Source : THE AGE NEWS
Technology giants have told the government they should not be expected to fund compensation to victims of scams conducted on their platforms, claiming banks should be entirely responsible for refunding Australians who lose billions of dollars to fraudulent schemes each year.
Banks and technology giants are at loggerheads over the government’s planned anti-scam laws, which would impose fines of up to $50 million on banks, mobile networks and social media companies that fail to act on preventing scams.
In a new submission to the parliamentary committee examining the government’s Scams Prevention Framework bill, DIGI, which represents tech giants such as Google and Facebook’s owner Meta, has hit back at the federal government’s proposed new laws and sought to play down the responsibility of social media platforms as a “vector” for scammers.
Even though scammers may use online forums and social media platforms to initially target their victims, “initial contact alone is only a small part of the scammers’ process”, DIGI argued in its submission.
“It is important to emphasise that digital platforms, including social media services, are not an equal vector as the banking and telecommunications sector in relation to scams,” DIGI said.
“While scammers can employ online forums, their final step always involves theft through financial services after securing the victim’s financial information; 100 per cent of scams involve a financial service.
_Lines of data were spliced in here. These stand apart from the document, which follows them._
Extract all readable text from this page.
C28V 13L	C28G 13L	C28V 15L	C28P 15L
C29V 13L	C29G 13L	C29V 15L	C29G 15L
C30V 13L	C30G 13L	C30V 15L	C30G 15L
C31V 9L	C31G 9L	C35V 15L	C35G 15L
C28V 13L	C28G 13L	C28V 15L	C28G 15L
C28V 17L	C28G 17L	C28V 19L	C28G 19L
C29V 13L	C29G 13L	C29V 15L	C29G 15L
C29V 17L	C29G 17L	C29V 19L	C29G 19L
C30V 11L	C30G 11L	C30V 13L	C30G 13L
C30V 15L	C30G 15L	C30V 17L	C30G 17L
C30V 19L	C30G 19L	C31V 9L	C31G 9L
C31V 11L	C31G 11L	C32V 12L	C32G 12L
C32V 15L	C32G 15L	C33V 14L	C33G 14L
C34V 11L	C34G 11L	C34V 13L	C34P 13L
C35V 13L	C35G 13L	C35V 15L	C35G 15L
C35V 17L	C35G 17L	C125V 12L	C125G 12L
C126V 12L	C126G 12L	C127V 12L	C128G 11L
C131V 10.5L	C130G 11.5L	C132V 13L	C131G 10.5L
Focusing anti-scam interventions on banks – including liability – would be simpler, easier for consumers to understand, and more effective.”
Australians lost almost $3 billion to scams between January and November 2024 – down from $4.5 billion the prior corresponding period – and reported more than 230,000 scams, according to the National Anti-Scam Centre. The top contact methods were email (35 per cent), text message (32 per cent) and phone calls (16 per cent), while about 6 per cent of victims were identified on social media.
An April 2024 report by the centre stated phone call scams resulted in the highest reported losses ($116 million) in 2023, followed by social media ($93 million) and email ($80 million).
The federal government’s proposed anti-scam reforms would not follow the British model, in which banks are required to reimburse scam victims in most cases. Instead, it would aim to share the responsibility between banks, tech platforms and telcos.
Banks have long argued social media firms have not done enough to help fight scams, while banks and telcos have called for an economy-wide approach and asked the federal government to apportion proportionate liability on each industry.
The Communication Alliance, representing telcos, said it supported a “waterfall approach” to compensation, which would mean banks have the first line of responsibility as the custodians of their customers’ money and pay full compensation if found in breach of their obligations.
“If banks are in compliance with their regulatory obligations, but other sectors are not, then other sectors involved in the execution of a scam would be required to pay compensation,” Communications Alliance chief executive Luke Coleman said.
“While all sectors have a role to play, legislation should not be based on the premise that each of the designated sectors bears equal liability for losses incurred as a result of a scam.”
The Australian Banking Association in a statement attributed declining scam losses in Australia to the “whole of ecosystem approach”, adding it was crucial the Commonwealth tackled scams from every angle.
“That means ensuring banks, telcos and social media platforms are all accountable for the actions they take to protect Australians,” a spokesman said.
The Australian Consumer and Competition Commission also made a submission to the inquiry, which must report back by the end of this month, supporting the Australian Financial Complaints Authority as the sole external dispute resolution body for scam-related complaints.
It also warned the reforms should not be designed in a way that pushes victims to turn to third parties to help them recover their money, amid criticism from consumer groups that the proposed scheme puts too much onus on consumers to fight for redress in lengthy dispute resolution processes that could take between 18 months and two years.
“While some of these third parties can offer consumers a legitimate service, there is considerable evidence that scammers also mimic recovery services to re-engage victims,” ACCC said.
The Telecommunications Industry Ombudsman, meanwhile, criticised the federal government for “rushing” the bill and not giving stakeholders enough time to provide feedback on the dispute resolution process.